Целую весну, а затем и осень Егор бродил по округе с лопатой, выкапывал молодые берёзки, клёны, осины, любовно оборачивал корешки мешковиной, таскал домой. Уж на что Катерина – человек молчаливый, без попрёка, и то не выдержала:
– Ты, Егор, как дитя малое: чем бы ни тешилось, лишь бы не плакало. Угораздило тебя эти деревья сажать.
– Ага, угораздило.
С той поры и прилепилась к Егору кличка Причуда. Но, странное дело, Егор на такое прозвище не обижался, наоборот, довольно посмеивался:
– А человек обязательно должен с причудой быть. Тогда с ним интересно жить. Моя Катерина тоже такое занятие не одобряла, а потом, когда роща выросла, соловьи там поселились, выйдет вечером и слушает – говорит, со двора бы не шла.

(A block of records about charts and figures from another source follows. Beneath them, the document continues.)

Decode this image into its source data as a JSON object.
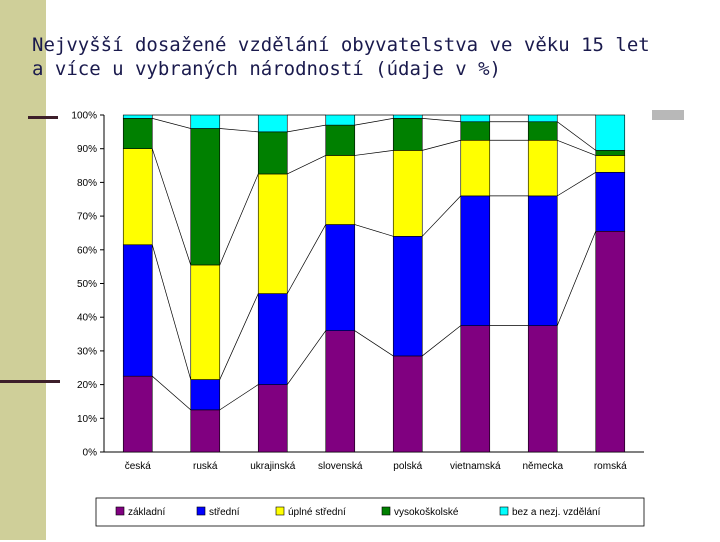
{
  "slide": {
    "title_line1": "Nejvyšší dosažené vzdělání obyvatelstva ve věku 15 let",
    "title_line2": "a více u vybraných národností (údaje v %)"
  },
  "chart_data": {
    "type": "bar",
    "stacked": true,
    "percent": true,
    "categories": [
      "česká",
      "ruská",
      "ukrajinská",
      "slovenská",
      "polská",
      "vietnamská",
      "německa",
      "romská"
    ],
    "yticks": [
      "0%",
      "10%",
      "20%",
      "30%",
      "40%",
      "50%",
      "60%",
      "70%",
      "80%",
      "90%",
      "100%"
    ],
    "ylim": [
      0,
      100
    ],
    "series": [
      {
        "name": "základní",
        "color": "#800080",
        "values": [
          22.5,
          12.5,
          20,
          36,
          28.5,
          37.5,
          37.5,
          65.5
        ]
      },
      {
        "name": "střední",
        "color": "#0000ff",
        "values": [
          39,
          9,
          27,
          31.5,
          35.5,
          38.5,
          38.5,
          17.5
        ]
      },
      {
        "name": "úplné střední",
        "color": "#ffff00",
        "values": [
          28.5,
          34,
          35.5,
          20.5,
          25.5,
          16.5,
          16.5,
          5
        ]
      },
      {
        "name": "vysokoškolské",
        "color": "#008000",
        "values": [
          9,
          40.5,
          12.5,
          9,
          9.5,
          5.5,
          5.5,
          1.5
        ]
      },
      {
        "name": "bez a nezj. vzdělání",
        "color": "#00ffff",
        "values": [
          1,
          4,
          5,
          3,
          1,
          2,
          2,
          10.5
        ]
      }
    ],
    "legend_position": "bottom",
    "grid": false
  }
}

– Так, говоришь, онучи хозяина не учат? – переспросил Ершов.
– Ага, так и ответил. Но самое главное-то не в моей леваде. Дерево, оно что, хоть и живое существо, а слова не промолвит. Ты с проектом орошения хоть сам разбирался, Васильич?
– А зачем? Ты знаешь, как говорят: «В колхозе ума не надо, на это бригадир есть». С ним, проектом, целый институт работал, там грамотеев побольше нашего…
– Вот и глупость говоришь, а скорее всего чужую повторяешь. Пойдём на улицу, покажу, в чём закавыка получится.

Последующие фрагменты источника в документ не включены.